Geyer Matthias, Yu Haifeng, Mandic Robert, Linnemann Thomas, Zheng Yong-Hui, Fackler Oliver T, Peterlin B Matija
Department of Medicine, University of California, San Francisco, California 94143-0703, USA.
J Biol Chem. 2002 Aug 9;277(32):28521-9. doi: 10.1074/jbc.M200522200. Epub 2002 May 24.
Nef is an accessory protein of human and simian immunodeficiency viruses (HIV and SIV) that is required for efficient viral infectivity and pathogenicity. It decreases the expression of CD4 on the surface of infected cells. V1H is the regulatory subunit H of the vacuolar membrane ATPase (V-ATPase). Previously, the interaction between Nef and V1H has been found to facilitate the internalization of CD4, suggesting that V1H could connect Nef to the endocytic machinery. In this study, we demonstrate that V1H binds to the C-terminal flexible loop in Nef from HIV-1 and to the medium chain (mu2) of the adaptor protein complex 2 (AP-2) in vitro and in vivo. The interaction sites of V1H and mu2 were mapped to a central region in V1H from positions 133 to 363, which contains 4 armadillo repeats, and to the N-terminal adaptin-binding domain in mu2 from positions 1 to 145. Fusing Nef to V1H reproduced the appropriate trafficking of Nef. This chimera internalized CD4 even in the absence of the C-terminal flexible loop in Nef. Finally, blocking the expression of V1H decreased the enhancement of virion infectivity by Nef. Thus, V1H can function as an adaptor for interactions between Nef and AP-2.

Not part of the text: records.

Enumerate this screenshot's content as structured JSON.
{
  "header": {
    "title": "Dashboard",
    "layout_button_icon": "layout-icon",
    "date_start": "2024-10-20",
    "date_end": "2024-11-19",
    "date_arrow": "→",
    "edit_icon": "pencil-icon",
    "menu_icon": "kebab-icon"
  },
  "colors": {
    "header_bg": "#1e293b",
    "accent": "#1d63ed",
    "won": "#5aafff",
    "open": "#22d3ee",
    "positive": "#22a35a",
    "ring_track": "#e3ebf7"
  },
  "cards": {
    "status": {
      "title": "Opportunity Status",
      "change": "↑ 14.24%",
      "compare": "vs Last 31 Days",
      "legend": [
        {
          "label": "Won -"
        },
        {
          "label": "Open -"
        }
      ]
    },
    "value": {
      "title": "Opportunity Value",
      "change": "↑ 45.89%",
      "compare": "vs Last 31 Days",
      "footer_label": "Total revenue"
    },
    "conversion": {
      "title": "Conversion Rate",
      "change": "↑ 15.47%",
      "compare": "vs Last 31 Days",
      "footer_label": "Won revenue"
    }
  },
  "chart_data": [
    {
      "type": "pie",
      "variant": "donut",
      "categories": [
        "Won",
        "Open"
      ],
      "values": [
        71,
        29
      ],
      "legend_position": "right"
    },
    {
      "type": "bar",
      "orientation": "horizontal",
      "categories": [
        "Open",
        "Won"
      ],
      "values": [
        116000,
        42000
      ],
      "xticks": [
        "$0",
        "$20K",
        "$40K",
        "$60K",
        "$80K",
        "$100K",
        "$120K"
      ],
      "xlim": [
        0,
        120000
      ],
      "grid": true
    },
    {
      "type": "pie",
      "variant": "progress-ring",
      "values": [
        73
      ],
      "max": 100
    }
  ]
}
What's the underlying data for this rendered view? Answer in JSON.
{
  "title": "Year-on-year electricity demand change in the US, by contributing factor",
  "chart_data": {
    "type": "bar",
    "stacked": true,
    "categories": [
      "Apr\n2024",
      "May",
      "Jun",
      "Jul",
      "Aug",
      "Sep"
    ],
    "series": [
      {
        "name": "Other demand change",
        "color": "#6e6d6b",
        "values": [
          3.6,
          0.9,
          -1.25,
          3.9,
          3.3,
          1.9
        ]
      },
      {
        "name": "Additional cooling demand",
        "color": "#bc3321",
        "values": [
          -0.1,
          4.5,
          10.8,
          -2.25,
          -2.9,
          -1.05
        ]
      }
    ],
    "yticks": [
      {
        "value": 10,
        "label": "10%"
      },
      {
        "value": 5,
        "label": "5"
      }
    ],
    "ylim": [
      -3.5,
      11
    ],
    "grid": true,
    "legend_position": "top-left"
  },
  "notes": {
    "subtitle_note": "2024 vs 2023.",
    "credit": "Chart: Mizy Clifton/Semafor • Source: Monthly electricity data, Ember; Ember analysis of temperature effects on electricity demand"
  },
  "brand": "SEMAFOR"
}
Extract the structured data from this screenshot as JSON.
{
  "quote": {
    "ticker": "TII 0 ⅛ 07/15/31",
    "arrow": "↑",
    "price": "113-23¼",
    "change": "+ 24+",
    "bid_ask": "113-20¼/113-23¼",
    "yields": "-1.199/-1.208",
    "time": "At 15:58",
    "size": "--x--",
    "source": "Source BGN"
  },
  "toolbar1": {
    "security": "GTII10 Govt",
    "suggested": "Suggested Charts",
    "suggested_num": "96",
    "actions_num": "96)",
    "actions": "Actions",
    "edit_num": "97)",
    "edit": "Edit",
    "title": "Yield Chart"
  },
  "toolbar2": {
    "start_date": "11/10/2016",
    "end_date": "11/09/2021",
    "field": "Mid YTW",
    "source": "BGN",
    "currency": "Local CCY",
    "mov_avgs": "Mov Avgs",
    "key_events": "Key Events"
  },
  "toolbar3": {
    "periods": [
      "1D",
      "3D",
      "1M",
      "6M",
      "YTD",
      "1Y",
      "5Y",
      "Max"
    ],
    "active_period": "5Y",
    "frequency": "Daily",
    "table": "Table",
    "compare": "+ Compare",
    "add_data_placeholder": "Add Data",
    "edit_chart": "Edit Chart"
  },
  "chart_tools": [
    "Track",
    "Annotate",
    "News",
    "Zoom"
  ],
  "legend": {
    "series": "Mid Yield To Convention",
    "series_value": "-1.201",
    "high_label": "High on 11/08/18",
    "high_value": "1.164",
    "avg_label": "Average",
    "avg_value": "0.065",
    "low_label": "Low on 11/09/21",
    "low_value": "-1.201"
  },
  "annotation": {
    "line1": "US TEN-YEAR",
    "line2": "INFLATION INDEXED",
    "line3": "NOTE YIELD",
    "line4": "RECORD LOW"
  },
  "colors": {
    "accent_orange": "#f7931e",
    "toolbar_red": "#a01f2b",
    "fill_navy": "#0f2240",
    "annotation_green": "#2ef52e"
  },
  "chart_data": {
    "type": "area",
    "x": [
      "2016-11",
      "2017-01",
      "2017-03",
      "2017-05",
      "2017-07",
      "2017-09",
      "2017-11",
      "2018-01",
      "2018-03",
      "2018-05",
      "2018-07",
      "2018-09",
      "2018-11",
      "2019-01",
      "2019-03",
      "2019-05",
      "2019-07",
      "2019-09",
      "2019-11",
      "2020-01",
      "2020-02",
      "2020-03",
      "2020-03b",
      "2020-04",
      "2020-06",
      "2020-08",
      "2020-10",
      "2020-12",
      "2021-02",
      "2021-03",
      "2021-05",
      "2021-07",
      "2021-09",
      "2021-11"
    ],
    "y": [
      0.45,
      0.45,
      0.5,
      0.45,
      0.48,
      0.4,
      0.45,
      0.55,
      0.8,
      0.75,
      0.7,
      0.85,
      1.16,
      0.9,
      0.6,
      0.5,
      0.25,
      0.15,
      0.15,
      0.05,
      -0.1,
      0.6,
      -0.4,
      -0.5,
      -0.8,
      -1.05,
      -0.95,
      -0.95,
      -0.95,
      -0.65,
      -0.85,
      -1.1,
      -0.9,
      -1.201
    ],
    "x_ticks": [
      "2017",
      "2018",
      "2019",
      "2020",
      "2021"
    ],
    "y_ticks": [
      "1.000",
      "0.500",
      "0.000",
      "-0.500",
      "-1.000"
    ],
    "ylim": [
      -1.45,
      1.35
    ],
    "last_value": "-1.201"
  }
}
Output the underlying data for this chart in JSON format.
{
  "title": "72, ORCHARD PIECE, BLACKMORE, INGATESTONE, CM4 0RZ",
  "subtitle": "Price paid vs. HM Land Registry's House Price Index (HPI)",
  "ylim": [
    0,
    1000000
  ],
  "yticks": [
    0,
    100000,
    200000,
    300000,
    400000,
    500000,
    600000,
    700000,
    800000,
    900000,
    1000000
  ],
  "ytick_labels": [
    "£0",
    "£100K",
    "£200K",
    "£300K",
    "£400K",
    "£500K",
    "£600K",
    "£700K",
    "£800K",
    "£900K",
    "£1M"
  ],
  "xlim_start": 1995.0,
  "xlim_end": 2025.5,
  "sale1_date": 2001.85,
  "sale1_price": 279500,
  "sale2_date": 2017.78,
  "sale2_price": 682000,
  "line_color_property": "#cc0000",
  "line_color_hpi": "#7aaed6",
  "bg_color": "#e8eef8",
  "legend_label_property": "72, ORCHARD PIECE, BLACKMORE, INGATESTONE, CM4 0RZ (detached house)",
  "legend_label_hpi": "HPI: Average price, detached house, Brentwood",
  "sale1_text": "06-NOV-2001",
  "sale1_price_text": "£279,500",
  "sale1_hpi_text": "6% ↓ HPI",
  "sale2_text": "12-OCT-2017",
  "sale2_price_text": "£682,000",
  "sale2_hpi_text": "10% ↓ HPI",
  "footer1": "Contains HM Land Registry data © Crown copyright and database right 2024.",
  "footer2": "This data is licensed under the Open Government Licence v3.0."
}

Nef是人类和猿猴免疫缺陷病毒(HIV和SIV)的一种辅助蛋白,是病毒有效感染性和致病性所必需的。它会降低被感染细胞表面CD4的表达。V1H是液泡膜ATP酶(V-ATP酶)的调节亚基H。此前已发现Nef与V1H之间的相互作用有助于CD4的内化,这表明V1H可能将Nef与内吞机制联系起来。在本研究中,我们证明V1H在体外和体内均能与HIV-1的Nef中的C末端柔性环以及衔接蛋白复合物2(AP-2)的中链(μ2)结合。V1H与μ2的相互作用位点被定位到V1H中从第133位到363位的中央区域,该区域包含4个犰狳重复序列,以及μ2中从第1位到145位的N末端衔接蛋白结合结构域。将Nef与V1H融合可重现Nef的适当运输。即使在Nef不存在C末端柔性环的情况下,这种嵌合体也能使CD4内化。最后,阻断V1H的表达会降低Nef对病毒体感染性的增强作用。因此,V1H可作为Nef与AP-2之间相互作用的衔接蛋白发挥作用。